年によって異なるがウンシュウミカンでは浮皮の発生が、宮内伊予柑では樹上での果皮障害の発生が問題となっている。これらの生理障害発生には品種固有の果皮形態や蒸散特性が関与していると考えられる。そこで、実用的な蒸散調節法によってこれらの防止策を検討する。

[成果の内容・特徴]
  1. 成熟期の果皮からの蒸散量には品種間差がみられ、果皮の滑らかなウンシュウミカン、ネーブル、ハッサクなどで小さく、果皮の荒いポンカン、不知火、宮内伊予柑などで大きい。蒸散の少ない前者のうちウンシュウミカンでは、成熟期の温暖な降雨とその後の低温によって浮皮が発生し、ネーブル、ハッサクなどでは貯蔵中にヤケやコハン症などの果皮障害が 発生する。                                                                                                                   一方、蒸散の多い後者のうち宮内イヨカンでは成熟期の温暖な降雨とその後の寒風によって果皮が委凋症状を呈する。
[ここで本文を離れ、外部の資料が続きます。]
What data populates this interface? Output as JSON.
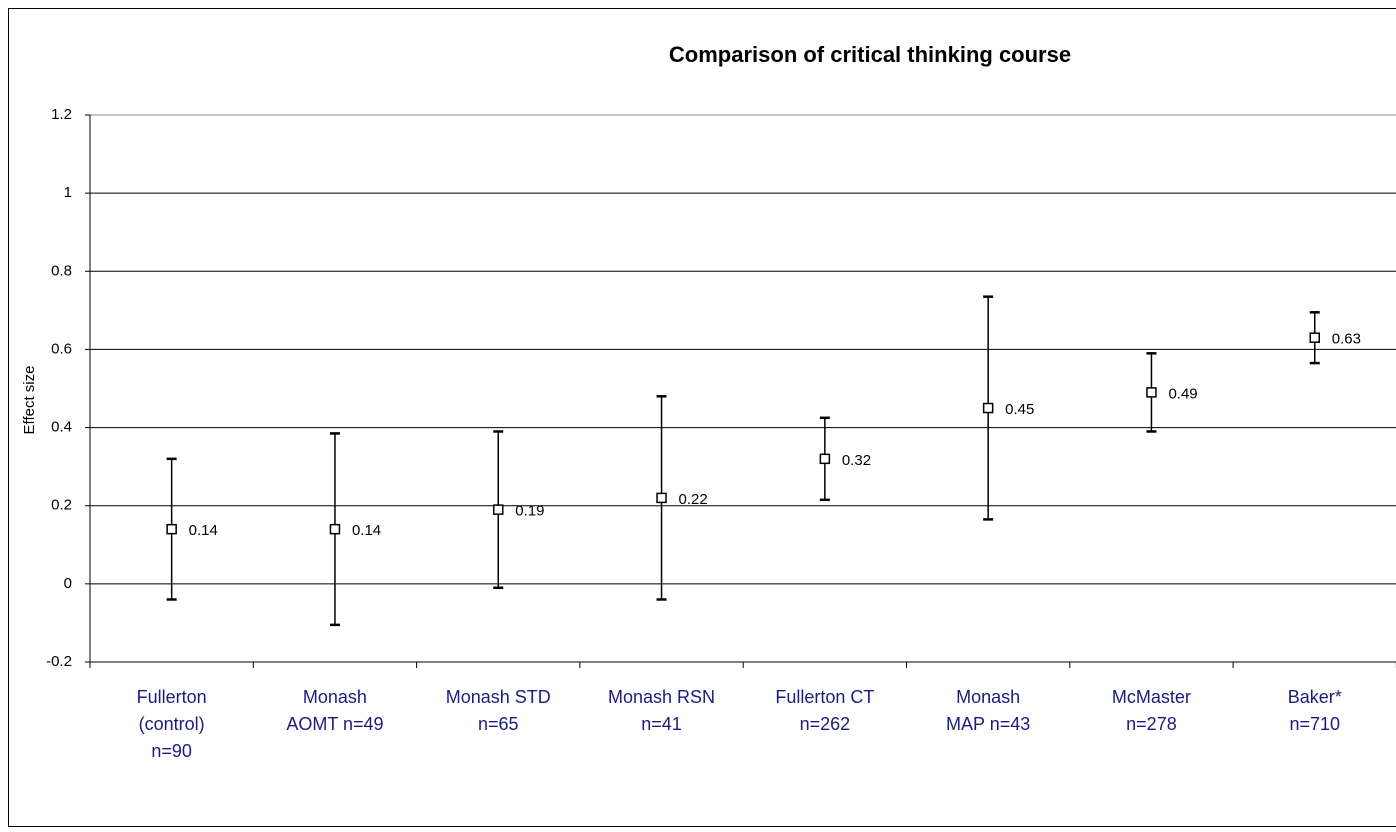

成熟期の果皮表面を走査型電子顕微鏡で観察すると、蒸散の少ない品種では果皮表面が滑らかで薄いワックスに覆われているのに対して(図1)、蒸散の多い品種ではワックスがはとんどみられなかったり、宮内伊予柑では板状ワックスが部分的に剥がれている(図2)。板状ワックスの量、剥がれやすさ及び気象によって変化する気孔の開閉が蒸散を介して果皮障害に影響していることが推測される。
  2. ウンシュウミカンの浮皮に対しては、成熟期にクレフノンやカーポランダムなどを高圧で吹き付けると蒸散が促進され、その発生が軽減される(表1)。これらの浸せき処理では浮皮防止効果は認められないことから、高圧吹き付けによって果皮表面のワックスを物理的に飛ばしていると堆察される。また、夏から秋期にかけて果面の拭き処理を行うと板状ワックスがなくなり、蒸散が促進されて浮皮発生は軽減され、さらに糖度が高まる(図3表2)。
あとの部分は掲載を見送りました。